I have somehow gotten involved in a group of about 30 people (and there might really be closer to 15 who are really working hard at this) who are trying to organize about 2,000 homeowners in our area in order to negotiate an agreement with gas companies who want to lease the mineral rights to our land. And it has picked up a lot of steam in the past 10 days.
Among my tasks have been to create a website for the group (swapo.info), be personally responsible for informing 125 houses of what is going on (which includes going door-to-door meeting people, calling people, telling them what is going on, collecting email addresses, sending email updates almost daily–that sort of thing), meeting with other leaders in our group, meeting with gas companies, asking people if I can place signs in their yard, and probably a lot more.

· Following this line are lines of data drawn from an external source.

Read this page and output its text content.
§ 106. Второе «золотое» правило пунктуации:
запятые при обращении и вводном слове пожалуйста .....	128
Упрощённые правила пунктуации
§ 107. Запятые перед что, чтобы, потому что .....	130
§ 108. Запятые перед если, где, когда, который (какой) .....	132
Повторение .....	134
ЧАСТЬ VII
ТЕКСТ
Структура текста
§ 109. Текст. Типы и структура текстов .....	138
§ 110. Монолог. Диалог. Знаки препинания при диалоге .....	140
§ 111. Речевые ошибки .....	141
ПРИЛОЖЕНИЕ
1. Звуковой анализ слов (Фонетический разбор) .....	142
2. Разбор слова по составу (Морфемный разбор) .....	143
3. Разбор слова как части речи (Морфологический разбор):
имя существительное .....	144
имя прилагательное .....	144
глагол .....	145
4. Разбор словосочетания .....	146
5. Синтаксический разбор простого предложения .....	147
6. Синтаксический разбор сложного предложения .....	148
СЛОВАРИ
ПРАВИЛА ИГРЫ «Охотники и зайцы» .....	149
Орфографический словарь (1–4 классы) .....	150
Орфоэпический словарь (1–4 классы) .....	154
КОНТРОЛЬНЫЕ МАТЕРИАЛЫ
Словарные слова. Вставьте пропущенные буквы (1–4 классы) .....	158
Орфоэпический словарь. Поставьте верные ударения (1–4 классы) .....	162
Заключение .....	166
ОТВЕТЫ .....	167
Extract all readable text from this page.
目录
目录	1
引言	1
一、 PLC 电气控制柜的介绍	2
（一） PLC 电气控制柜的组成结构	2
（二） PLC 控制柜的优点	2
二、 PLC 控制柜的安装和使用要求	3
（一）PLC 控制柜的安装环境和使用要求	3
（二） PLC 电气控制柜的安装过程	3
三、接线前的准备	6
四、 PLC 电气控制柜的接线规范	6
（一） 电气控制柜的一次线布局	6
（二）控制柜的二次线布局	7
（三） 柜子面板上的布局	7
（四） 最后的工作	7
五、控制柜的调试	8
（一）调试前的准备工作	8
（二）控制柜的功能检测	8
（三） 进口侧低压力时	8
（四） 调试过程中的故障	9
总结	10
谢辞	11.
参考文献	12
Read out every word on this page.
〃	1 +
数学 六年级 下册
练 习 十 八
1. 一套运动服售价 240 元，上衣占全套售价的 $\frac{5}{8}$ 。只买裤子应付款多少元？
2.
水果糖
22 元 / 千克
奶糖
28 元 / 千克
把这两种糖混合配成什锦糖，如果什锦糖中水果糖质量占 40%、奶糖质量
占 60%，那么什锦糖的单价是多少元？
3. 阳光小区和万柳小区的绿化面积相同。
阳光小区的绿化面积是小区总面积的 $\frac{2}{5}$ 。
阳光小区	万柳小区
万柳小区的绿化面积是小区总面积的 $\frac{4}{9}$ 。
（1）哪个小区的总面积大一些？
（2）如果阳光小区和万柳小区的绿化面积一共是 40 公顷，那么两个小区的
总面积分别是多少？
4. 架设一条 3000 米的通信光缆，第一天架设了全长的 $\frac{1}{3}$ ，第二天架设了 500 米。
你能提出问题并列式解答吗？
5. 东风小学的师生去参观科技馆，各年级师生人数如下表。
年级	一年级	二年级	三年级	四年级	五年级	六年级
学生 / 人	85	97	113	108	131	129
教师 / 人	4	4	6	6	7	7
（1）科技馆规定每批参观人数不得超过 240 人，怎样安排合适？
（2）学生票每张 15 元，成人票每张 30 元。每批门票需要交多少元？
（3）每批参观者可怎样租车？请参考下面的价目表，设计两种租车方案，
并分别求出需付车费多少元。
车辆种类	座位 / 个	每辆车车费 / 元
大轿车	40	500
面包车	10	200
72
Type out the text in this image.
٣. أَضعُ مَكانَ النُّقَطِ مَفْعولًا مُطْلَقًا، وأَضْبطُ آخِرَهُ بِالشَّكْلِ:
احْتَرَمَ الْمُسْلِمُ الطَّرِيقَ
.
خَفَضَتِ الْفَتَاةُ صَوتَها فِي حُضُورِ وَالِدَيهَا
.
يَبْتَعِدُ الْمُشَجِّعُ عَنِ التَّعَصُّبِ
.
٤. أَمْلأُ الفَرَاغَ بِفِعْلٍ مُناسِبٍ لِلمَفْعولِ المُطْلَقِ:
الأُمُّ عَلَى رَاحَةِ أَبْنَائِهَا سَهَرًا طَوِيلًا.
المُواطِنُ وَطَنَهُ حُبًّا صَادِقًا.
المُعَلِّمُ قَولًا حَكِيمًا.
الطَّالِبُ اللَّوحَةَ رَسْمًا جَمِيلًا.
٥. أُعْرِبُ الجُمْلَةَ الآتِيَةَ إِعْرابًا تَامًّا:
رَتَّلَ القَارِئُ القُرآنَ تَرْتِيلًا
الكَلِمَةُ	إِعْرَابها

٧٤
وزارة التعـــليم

We’re making a really big push to get the word out before a December 18 meeting for the whole community. Hopefully after that we can take a little breather for the holidays.
So, that is the reason there are cobwebs around here lately. Almost every spare minute I have (and even spare minutes I don’t have) are being put towards this effort.
It’s been really interesting, though. This is the first time I’ve met a lot of people on my street (and a lot of people not on my street). I’ve had hour-long phone conversations with other people in our group about what is going on, a guy from San Diego called me wondering about his son who has a home in our area, and I’ve spent almost half an hour at every single home where someone will open the door.
People are very interested and receptive to what is going on and want to know more. It’s amazing how people will talk your ear off about this. I don’t exactly live in a “friendly” neighborhood. I don’t mean it is dangerous, but it is a place where people keep to themselves. People drive home from work and go inside their house until the leave for work again they next morning. There are a few people within a ten-house radius that I have literally never seen after living here for 18 months. But, people want to talk about this. Usually for at least 30 minutes.
So, though I enjoy blogging, I have also enjoyed getting to speak with many new people that live near (and some not-so-near) me. If the blogging must suffer a little bit in order for me to interact with living, breathing people next door, so be it.